0,7 la differenza percentuale tra uomini e donne impiegati nel lavoro informale nel 2022. Nel 2020 era di 2,7 punti percentuali.

L’incidenza maggiore di lavoro informale femminile si registra nel 2012, quando questo componeva il 6% di tutte le occupate. Per quel che riguarda gli uomini, invece, la percentuale maggiore si registra nel 2016 (4,3%).

I dati si riferiscono all’incidenza del lavoro informale, divisa per settore, rispetto all’occupazione nell’ambito in questione. Si considerano le persone di età superiore ai 16 anni.

FONTE: elaborazione openpolis su dati Oil
(consultati: lunedì 20 Maggio 2024)

A livello di settore, quello in cui il lavoro informale ha un peso maggiore è quello agricolo. Si parla del 13,7% della manodopera nel settore. Come abbiamo approfondito, si tratta di un ambito particolare in cui non è sempre presente una formalizzazione dei contratti di lavoro che spesso hanno un carattere di tipo stagionale oppure non dichiarato. Inoltre, le imprese del settore sono molto spesso a conduzione familiare, un ulteriore motivo per cui il lavoro informale ha una sua rilevanza.

Formalizzare il lavoro permette al lavoratore di usufruire di aiuti e tutele.

L’informalità lavorativa è un fenomeno multifattoriale e complesso.

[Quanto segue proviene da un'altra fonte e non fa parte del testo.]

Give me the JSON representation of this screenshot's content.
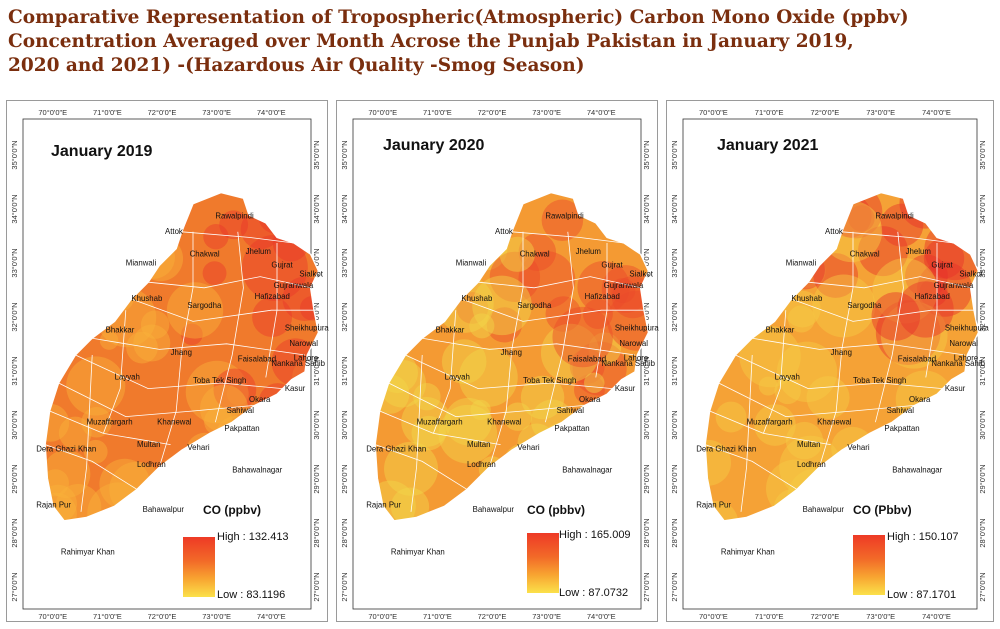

Come spiegato da Ocse, i fattori possono riguardare più ambiti: la struttura di un’economia, lo sviluppo socio-economico, la capacità di regolamentazione e il ruolo delle istituzioni, le attitudini e i comportamenti a livello sociale, le caratteristiche individuali di lavoratore e azienda. Per quanto sia complicato agire su questi contesti, è importante l’inserimento del rapporto di lavoro all’interno di dinamiche formali: le tutele legali ed economiche che il lavoratore ha diritto di avere garantiscono una minore marginalizzazione economica e sociale del nucleo familiare e una maggiore stabilità. È cruciale agire su quei settori in cui tradizionalmente si ricorre a rapporti di questo tipo (come nel caso dell’agricoltura) ma anche su quelli più nuovi, come le professioni digitali portate avanti sulle piattaforme online necessitano di continua attenzione. Ocse afferma infatti che è necessario comprendere anche le nuove dinamiche e i nuovi spazi del mondo del lavoro per evitare di creare nuovi bacini di informalità.